The Last Kingdom (BBC2, Thursdays, 9pm) returned this week with an opening episode short on broadsword action and long on political intriguing.
In Wessex, the pale and floppy-haired King Alfred, who looks like he would be more at home wandering a student hall of residence in a My Chemical Romance T-shirt, is planning on backing a bid to drive the Danes from Northumbria, and cementing his Christian Saxon powerbase.
In Cumbraland, devious bishops are installing puppet kings and rallying against their Viking overlords, justified by a PR campaign claiming divine intervention.
Meanwhile, our hero Uhtred is drinking, waving his sword around and attaching himself to any cause that looks like to might bring him revenge on those who have wronged him.
It’s all a good excuse for some spittle-flecked, actorly bellowing, flagon-swilling and backslapping, yet it’s also a bit clunky, a bit sanitised, even if Uhtred does “find a goat in a skirt pretty”.
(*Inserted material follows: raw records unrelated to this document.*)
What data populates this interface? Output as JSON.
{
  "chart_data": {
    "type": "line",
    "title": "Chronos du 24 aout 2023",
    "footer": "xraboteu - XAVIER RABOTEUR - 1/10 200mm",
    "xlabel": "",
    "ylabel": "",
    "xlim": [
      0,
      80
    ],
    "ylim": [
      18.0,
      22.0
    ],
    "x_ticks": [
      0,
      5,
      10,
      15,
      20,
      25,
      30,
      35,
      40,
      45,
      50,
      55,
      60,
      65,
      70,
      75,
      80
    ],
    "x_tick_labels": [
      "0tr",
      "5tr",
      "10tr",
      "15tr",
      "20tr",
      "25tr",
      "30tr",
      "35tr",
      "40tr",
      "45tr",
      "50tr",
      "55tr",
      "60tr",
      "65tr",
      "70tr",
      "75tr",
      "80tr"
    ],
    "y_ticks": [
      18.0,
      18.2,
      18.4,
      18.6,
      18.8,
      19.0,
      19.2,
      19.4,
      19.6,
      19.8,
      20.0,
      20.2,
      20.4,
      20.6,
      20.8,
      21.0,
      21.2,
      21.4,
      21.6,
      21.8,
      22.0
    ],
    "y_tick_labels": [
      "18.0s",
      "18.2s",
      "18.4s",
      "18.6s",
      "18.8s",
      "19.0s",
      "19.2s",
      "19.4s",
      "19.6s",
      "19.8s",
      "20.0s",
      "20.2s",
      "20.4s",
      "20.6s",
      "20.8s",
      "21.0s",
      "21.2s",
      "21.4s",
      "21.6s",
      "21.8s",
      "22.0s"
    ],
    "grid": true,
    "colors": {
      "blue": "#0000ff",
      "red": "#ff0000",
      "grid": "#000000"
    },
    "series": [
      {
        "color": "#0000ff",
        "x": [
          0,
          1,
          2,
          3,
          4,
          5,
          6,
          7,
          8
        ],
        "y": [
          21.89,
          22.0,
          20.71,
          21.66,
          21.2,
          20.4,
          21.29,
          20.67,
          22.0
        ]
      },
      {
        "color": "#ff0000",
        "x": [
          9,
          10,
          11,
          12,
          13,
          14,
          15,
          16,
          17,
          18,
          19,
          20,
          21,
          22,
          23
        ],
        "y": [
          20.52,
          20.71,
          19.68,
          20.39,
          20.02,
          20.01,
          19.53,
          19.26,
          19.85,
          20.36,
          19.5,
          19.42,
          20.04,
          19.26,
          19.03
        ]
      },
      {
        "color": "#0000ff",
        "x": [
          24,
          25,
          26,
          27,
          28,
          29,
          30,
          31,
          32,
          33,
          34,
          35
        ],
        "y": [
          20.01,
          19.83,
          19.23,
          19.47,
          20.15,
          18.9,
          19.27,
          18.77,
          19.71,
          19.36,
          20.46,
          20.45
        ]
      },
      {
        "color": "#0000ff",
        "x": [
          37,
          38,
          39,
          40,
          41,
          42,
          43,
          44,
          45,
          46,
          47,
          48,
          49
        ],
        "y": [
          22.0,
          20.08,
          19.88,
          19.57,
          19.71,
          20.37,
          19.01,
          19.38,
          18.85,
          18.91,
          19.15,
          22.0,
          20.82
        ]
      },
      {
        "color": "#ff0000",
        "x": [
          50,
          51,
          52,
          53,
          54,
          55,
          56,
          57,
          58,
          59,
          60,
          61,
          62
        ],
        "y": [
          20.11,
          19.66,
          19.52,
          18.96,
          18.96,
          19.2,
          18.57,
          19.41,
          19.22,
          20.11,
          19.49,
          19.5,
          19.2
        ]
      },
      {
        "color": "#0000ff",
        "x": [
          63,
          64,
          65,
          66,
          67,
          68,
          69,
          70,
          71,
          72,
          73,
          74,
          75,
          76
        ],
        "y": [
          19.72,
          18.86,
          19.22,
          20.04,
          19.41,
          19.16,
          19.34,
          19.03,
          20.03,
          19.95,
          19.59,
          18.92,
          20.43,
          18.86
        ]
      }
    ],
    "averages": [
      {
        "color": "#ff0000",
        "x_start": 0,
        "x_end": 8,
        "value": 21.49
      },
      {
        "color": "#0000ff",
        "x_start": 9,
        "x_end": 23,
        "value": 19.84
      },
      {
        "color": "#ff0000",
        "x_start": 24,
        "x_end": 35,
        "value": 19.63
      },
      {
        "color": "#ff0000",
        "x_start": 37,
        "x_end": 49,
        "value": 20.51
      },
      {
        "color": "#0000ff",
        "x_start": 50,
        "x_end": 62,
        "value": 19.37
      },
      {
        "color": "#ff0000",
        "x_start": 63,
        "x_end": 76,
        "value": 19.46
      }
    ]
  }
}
It can get a bit confusing, working out your Ragnars from your Kjartans, your Guthreds from your Guthrems, but a good rule of thumb seems to be the Vikings wear eyeliner.
However, the plot is the thing, and this episode set up everything nicely for the series, with several new villains, and if the new ‘divine’ king of Cumbraland, Guthred, doesn’t turn out to be a cad of the first order, I’ll be amazed.
We have yet to see the Scots, but my guess is there will be no referendums, as the kingdoms are forged in fire and steel.
The Replacement (BBC1, Mondays, 9pm) had you wondering whether heroine Ellen really was paranoid. However, the finale – which turned into Scrapheap Challenge – was a dismal failure.
Watching daytime TV is an eye-opener, especially the ads you never see on primetime. Can you anyone tell me, however, if VIPoo – a scent to disguise embarrassing toilet odours – is real or a very funny parody?